The Madhya Pradesh High Court has redirected a public interest litigation challenging Meta's plan to strip end-to-end encryption from Instagram's messaging service, effective May 8, 2026, ordering the petitioner to first knock on the Data Protection Board of India's door before the judiciary intervenes. The Indore bench's directive carries urgent weight: with the encryption rollback weeks away, the clock is ticking for a statutory remedy.
Advocate Parth Sharma filed the PIL before the Indore bench contending that Instagram's announced withdrawal of end-to-end encrypted messaging strikes at the heart of Article 21 of the Constitution, the fundamental right to privacy. Sharma's plea warns that dismantling this encryption layer would expose private communications to potential surveillance, creating a chilling effect on free expression and leaving millions of Indian users digitally vulnerable. The Centre, represented by Additional Solicitor General Sunil Kumar Jain, pushed back on two fronts: the matter fell outside the proper scope of PIL jurisdiction, and critically, the petitioner had bypassed the very statutory mechanism Parliament created for such grievances, the Data Protection Board of India, established under the Digital Personal Data Protection Act, 2023, without exhausting that remedy first.
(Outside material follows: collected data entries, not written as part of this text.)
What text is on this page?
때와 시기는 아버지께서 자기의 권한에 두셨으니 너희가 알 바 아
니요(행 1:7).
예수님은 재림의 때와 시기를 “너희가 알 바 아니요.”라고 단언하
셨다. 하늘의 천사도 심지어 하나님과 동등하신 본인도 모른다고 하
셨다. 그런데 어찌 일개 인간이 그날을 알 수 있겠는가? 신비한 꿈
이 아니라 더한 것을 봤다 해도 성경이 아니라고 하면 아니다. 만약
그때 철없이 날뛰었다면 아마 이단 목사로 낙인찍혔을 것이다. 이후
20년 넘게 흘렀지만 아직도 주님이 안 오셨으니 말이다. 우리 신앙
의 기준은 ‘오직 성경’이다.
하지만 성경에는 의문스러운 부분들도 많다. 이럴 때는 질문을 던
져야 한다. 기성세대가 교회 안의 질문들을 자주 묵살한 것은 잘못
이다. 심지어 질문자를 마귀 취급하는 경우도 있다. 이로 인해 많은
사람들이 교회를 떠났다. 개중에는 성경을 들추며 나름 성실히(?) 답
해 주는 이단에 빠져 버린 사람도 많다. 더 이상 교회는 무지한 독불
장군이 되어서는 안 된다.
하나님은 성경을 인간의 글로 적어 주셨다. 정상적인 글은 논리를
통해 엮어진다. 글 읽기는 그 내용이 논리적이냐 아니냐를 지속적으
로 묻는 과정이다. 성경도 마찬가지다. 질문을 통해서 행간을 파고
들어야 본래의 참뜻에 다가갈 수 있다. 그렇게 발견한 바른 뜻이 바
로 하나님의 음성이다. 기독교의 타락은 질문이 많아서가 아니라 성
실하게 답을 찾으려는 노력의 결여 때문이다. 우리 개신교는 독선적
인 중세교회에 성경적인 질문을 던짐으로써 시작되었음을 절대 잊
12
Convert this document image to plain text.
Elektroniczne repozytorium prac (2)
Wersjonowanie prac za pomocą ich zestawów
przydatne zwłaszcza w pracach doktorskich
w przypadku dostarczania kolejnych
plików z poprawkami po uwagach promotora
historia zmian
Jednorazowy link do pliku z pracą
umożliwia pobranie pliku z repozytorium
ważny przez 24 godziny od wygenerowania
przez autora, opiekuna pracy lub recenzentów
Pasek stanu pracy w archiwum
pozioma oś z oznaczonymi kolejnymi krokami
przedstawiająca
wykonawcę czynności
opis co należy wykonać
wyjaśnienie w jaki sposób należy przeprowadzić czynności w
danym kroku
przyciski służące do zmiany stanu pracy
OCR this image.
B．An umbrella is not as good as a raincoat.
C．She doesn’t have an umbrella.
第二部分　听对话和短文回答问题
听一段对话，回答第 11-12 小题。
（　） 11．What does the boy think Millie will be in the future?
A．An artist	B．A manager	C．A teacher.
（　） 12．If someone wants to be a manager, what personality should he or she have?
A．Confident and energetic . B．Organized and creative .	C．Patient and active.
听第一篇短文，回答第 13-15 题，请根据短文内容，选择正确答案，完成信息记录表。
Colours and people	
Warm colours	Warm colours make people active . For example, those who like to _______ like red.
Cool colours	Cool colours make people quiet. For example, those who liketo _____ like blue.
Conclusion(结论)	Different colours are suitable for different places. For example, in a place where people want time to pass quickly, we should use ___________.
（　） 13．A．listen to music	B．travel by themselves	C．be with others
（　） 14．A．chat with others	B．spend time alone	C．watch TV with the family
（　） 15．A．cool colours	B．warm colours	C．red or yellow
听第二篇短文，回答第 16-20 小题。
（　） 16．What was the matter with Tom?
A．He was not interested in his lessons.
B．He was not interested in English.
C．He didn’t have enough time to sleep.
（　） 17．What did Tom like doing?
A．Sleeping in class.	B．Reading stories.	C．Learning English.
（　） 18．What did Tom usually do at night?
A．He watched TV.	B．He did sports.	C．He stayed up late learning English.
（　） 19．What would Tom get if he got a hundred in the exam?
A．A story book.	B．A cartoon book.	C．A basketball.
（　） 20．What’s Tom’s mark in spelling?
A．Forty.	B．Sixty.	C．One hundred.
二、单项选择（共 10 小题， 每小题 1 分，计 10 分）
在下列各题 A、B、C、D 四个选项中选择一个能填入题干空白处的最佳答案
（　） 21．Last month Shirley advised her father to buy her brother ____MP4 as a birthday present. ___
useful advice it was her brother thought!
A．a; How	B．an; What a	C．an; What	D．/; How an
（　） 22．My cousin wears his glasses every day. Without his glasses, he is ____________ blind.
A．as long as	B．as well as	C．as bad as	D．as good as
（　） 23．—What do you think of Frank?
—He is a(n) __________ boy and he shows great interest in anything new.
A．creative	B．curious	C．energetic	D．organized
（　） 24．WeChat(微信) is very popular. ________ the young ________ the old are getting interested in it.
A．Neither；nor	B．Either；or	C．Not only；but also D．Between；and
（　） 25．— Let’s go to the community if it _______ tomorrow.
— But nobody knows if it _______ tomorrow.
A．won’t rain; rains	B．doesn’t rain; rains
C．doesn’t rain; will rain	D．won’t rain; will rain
A division bench of Justice Vijay Kumar Shukla and Justice Alok Awasthi found the Centre's jurisdictional objection persuasive, signaling that the DPDP Act's institutional framework must be engaged before constitutional courts step in. The bench underscored that the Board exists precisely to adjudicate disputes of this character, and that bypassing it would undermine the legislative architecture Parliament deliberately constructed. Crucially, the Court did not dismiss the underlying privacy concern, instead building in tight timelines that preserve urgency, it ordered the petitioner to approach the Board under Section 18 of the DPDP Act, 2023 within seven days, and directed that if such a representation is filed, "the Board shall take a decision, in accordance with law, by passing a reasoned and speaking order, after affording the petitioner an opportunity of hearing within the next 15 days before May 6."
The matter returns before the bench on May 6, when the Board's response must be placed on record.